The idea behind using gradient descent is to minimize the loss when in various machine learning algorithms. Mathematically speaking, the local minimum of a function is obtained.
To implement this, a set of parameters are defined, and they need to be minimized. Once the parameters are assigned coefficients, the error or loss is calculated. Next, the weights are updated to ensure that the error is minimized. Instead of parameters, weak learners can be users, such as decision trees.
Once the loss is calculated, gradient descent is performed, and tree is added to the algorithm step wise, so that loss is minimal.
Some examples includes coefficient parameters in linear regression or making sure that optimal weights are used in a machine learning algorithm.
There are different types of gradient descent algorithms and some of them have been discussed below.
It is a type of gradient descent algorithm that processes all training data set for every iteration of the algorithm’s run.
If the number of training data is huge, batch gradient descent is computationally expensive. Hence, it wouldn’t be preferred to use batch gradient descent when the dataset is large.
In such cases, if the number of training examples is large, then stochastic gradient descent or mini-batch gradient descent is preferred.
This algorithm processes one training sample in every iteration. The parameters get updated after every iteration since only one data sample is worked on in every iteration.
It is quicker in comparison to batch gradient descent. The overhead is high if the number of training samples in the dataset is large.
This is because the number of iterations would be high and the amount of time taken would also be high.
This gradient descent algorithm works better than batch gradient descent and stochastic gradient descent.
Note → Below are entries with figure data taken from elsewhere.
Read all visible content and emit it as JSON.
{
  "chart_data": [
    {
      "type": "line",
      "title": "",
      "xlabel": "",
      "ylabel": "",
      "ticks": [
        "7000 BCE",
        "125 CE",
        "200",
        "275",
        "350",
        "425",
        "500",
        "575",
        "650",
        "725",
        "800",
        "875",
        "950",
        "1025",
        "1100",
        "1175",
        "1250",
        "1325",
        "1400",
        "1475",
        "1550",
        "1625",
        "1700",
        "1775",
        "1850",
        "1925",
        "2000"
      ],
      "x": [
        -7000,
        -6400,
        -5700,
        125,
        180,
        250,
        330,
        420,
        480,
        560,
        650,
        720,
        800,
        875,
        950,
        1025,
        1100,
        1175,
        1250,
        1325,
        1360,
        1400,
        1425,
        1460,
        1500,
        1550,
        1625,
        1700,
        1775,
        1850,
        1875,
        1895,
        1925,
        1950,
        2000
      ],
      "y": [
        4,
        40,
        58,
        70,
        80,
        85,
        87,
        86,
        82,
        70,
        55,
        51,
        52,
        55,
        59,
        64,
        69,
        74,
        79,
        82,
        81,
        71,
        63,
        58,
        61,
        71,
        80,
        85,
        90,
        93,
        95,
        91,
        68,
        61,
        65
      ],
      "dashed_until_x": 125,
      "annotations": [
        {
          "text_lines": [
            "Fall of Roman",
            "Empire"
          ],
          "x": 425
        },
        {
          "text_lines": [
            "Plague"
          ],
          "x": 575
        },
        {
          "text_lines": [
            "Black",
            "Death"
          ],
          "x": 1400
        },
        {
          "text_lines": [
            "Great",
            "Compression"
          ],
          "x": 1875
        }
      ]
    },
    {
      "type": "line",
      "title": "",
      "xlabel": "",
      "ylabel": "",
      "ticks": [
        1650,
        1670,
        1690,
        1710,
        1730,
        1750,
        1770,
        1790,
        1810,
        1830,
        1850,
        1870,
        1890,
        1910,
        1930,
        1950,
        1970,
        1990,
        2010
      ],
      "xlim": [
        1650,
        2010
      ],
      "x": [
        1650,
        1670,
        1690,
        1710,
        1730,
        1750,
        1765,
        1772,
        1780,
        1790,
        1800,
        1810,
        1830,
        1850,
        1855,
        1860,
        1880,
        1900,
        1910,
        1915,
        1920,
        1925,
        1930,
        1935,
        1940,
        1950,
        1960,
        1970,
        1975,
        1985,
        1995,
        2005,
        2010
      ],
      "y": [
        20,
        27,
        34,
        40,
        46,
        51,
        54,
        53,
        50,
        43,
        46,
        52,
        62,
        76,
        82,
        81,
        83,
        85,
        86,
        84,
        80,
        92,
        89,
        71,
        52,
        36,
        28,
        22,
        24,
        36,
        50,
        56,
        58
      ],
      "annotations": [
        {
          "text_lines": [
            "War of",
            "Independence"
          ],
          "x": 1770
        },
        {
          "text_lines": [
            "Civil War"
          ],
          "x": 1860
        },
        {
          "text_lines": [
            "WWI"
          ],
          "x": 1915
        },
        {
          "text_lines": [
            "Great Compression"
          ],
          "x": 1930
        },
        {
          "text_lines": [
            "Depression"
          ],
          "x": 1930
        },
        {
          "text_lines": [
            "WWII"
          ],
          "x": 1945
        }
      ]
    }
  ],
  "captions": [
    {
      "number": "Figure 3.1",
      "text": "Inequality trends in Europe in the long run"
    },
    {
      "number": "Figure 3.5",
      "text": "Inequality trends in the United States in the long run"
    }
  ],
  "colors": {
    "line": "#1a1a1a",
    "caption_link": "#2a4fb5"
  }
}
Here, ‘b’ number of examples are processed in every iteration, where b<m.
The value ‘m’ refers to the total number of training examples in the dataset.The value ‘b’ is a value less than ‘m’. If the number of training examples is high, data is processed in batches, where every batch would contain ‘b’ training examples in one iteration.
Mini batch gradient descent works well with large training examples in reduced number of iterations.